GT160-246 treatment of hamsters with C. difficile colitis. Hamsters were infected with C. difficile on day −1 and received 10 mg of clindamycin subcutaneously on day 0. Hamsters received saline alone (n = 10) or GT160-246 at 500 mg/kg/day (n = 10), 1,000 mg/kg/day (n = 10), or 1,500 mg/kg/day (n = 10) orally on days 1 through 7. Hamsters were observed for clinical signs of disease and mortality through day 14.

FIG. 4

Metronidazole treatment of hamsters with C. difficile colitis.
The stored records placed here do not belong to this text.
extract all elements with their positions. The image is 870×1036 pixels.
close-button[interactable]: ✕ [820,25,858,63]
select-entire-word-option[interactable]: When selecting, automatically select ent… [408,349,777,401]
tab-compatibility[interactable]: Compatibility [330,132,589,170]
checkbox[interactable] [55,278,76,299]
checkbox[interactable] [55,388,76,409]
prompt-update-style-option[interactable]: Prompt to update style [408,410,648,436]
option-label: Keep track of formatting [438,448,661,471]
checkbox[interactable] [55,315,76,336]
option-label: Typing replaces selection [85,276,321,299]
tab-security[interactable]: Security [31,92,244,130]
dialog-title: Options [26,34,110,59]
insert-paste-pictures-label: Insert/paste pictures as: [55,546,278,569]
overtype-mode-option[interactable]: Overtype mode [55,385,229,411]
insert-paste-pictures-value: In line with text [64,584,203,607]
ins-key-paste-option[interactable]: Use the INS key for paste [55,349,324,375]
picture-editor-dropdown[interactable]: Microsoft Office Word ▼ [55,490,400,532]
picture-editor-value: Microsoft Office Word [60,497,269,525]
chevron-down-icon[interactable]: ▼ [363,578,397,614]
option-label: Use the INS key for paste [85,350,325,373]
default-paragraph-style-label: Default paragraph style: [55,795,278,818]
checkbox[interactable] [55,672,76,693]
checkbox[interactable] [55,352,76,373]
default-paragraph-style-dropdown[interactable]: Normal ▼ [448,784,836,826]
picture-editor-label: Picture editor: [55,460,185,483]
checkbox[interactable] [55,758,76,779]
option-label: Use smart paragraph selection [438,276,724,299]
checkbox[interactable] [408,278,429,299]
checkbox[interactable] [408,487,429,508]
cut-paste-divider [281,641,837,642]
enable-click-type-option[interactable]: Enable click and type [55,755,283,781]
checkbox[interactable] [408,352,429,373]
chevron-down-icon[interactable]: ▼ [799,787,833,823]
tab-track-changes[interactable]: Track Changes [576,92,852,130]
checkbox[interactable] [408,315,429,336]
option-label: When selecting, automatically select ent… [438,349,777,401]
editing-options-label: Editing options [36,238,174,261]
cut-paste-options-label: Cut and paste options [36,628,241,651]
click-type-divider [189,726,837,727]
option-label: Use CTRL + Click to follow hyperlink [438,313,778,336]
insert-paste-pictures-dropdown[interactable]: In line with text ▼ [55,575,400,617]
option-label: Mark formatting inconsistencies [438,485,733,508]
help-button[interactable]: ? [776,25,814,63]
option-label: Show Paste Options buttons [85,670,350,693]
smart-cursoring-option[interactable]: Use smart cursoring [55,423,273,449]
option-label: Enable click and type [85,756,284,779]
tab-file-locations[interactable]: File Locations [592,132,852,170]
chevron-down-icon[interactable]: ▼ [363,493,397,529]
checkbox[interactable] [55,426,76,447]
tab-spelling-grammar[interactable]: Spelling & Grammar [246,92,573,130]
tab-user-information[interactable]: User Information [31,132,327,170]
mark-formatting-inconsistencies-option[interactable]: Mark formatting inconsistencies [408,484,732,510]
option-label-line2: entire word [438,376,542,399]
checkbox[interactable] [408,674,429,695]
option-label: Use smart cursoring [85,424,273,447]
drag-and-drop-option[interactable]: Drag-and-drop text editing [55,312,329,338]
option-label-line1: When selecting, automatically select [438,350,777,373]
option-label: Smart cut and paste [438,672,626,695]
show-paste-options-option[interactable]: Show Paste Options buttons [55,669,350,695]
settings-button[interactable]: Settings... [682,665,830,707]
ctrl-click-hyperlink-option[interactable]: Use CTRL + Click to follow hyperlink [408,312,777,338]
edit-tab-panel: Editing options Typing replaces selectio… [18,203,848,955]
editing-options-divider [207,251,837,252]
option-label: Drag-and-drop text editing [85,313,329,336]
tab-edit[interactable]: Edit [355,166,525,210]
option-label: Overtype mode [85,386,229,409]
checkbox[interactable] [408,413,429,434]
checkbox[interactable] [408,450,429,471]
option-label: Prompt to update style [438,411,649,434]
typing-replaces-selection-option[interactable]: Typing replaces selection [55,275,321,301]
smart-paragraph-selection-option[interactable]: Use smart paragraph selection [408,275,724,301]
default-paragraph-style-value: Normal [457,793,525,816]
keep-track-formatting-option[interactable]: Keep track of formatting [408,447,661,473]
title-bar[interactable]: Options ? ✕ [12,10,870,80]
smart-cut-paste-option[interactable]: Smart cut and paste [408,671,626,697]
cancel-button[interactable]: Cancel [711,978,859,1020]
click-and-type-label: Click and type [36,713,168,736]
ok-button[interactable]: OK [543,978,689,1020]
Hamsters were infected with C. difficile on day −1 and received 10 mg of clindamycin per kg subcutaneously on day 0. Hamsters received 210 mg of metronidazole per kg per day orally (n = 5) on days 1 through 5. Hamsters were observed for morbidity and mortality through day 14.

FIG. 5

GT160-246 pretreatment protects hamsters from mortality from C. difficile colitis. (A) Hamsters were infected with C. difficile on day −1 and received 10 mg of clindamycin per kg subcutaneously on day 0. Hamsters were treated with saline (n = 10), 1,000 mg of GT160-246 per kg per day (n = 10), or 1,000 mg of cholestyramine per kg per day (n = 10) orally on days −2 through day 4. They were observed for morbidity and mortality through day 7. (B) Hamsters were treated with saline (n = 10) or GT160-246 at 500 mg/kg/day (n = 10) or 1,000 mg/kg/day (n = 10) orally from day −2 through day 4. They were observed for development of morbidity and mortality through day 15.

FIG. 6

GT160-246 treatment prevents histological damage caused by C. difficile. Representative histological sections from ceca of each treatment group are shown. (A) Noninfected hamster. (B) Noninfected hamster administered GT160-246. (C) C. difficile-infected hamster. (D) C. difficile-infected hamster treated prophylactically with 1,000 mg of GT160–246 per kg per day orally.